The template was sent to companies with a request for voluntary disclosure of their supply chain facilities. Once a company had filled out and sent back the template, WikiRate could then map and import the supply chain relationships between the companies and the estates and factories they supply from.
How many brands and supermarkets responded to the request to disclose their suppliers?
Out of the 65 companies that the BHRRC contacted, 17 (26%) of them returned a disclosure of their tea supply chain estates and factories. For 59% of the companies who disclosed this was the first time they had disclosed their supplier list publicly.
What about challenges or obstacles? Did anything cause serious problems or changes in direction?
Although the disclosure format was standardized, there were still several cases where key information — such as the facility address — were either missing or incomplete.
Mapping supply chain relationships is tricky because companies may give a “business” address, for example, a parent company office in a city or PO box, rather than the physical location of the estate or facility. This happened in several disclosures by tea brands and supermarkets.
In the future, we want to improve the address data accuracy of the facilities by using external sources to verify the location of the suppliers and their workforces.
Was there a revealing finding?
The 17 companies who disclosed their supplier lists did so within a relatively short time. It took a maximum of two months, from the first disclosure request, with many companies disclosing within less than a week. This was despite it being the first disclosure for over half of the companies.
This suggests that tea companies have a high degree of visibility on their supply chains and readily available supply chain data. It also indicates that the 48 companies who chose not to disclose are not doing so due to a lack of information but rather, a lack of willingness to be transparent.
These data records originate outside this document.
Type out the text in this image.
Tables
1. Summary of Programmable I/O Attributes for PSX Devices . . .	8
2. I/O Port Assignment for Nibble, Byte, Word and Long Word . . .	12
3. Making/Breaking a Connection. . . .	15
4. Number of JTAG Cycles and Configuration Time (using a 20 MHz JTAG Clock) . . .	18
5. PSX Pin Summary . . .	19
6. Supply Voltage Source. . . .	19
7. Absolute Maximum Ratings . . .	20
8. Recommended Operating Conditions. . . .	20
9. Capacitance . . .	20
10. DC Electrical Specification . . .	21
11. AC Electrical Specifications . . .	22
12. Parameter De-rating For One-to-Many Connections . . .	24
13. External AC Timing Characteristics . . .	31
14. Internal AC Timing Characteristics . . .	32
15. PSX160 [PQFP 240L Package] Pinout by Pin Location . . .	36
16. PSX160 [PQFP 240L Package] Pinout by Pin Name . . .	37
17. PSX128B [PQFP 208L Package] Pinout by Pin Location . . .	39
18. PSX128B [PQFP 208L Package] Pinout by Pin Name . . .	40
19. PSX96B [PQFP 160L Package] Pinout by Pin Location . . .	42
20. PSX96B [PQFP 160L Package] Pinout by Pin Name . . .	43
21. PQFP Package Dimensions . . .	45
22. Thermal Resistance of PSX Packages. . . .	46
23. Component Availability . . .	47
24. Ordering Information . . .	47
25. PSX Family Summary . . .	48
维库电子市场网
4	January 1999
What’s next for Tea Transparency?
The Tea Transparency Tracker marks a significant step forward for supply chain transparency in the tea industry. However, there is still much to be done, with nearly two-thirds of the companies contacted declining to make their supply chain relationships public.
BHRRC compiles a number of recommendations for tea companies within their report. These include a call to action to publish and regularly update a complete list of their sourcing estates and factories on their website under an open data license and in a machine-readable format.
Supply chain transparency is a trend that is not going away. The tea industry will need to catch up if they want to get ahead of the curve.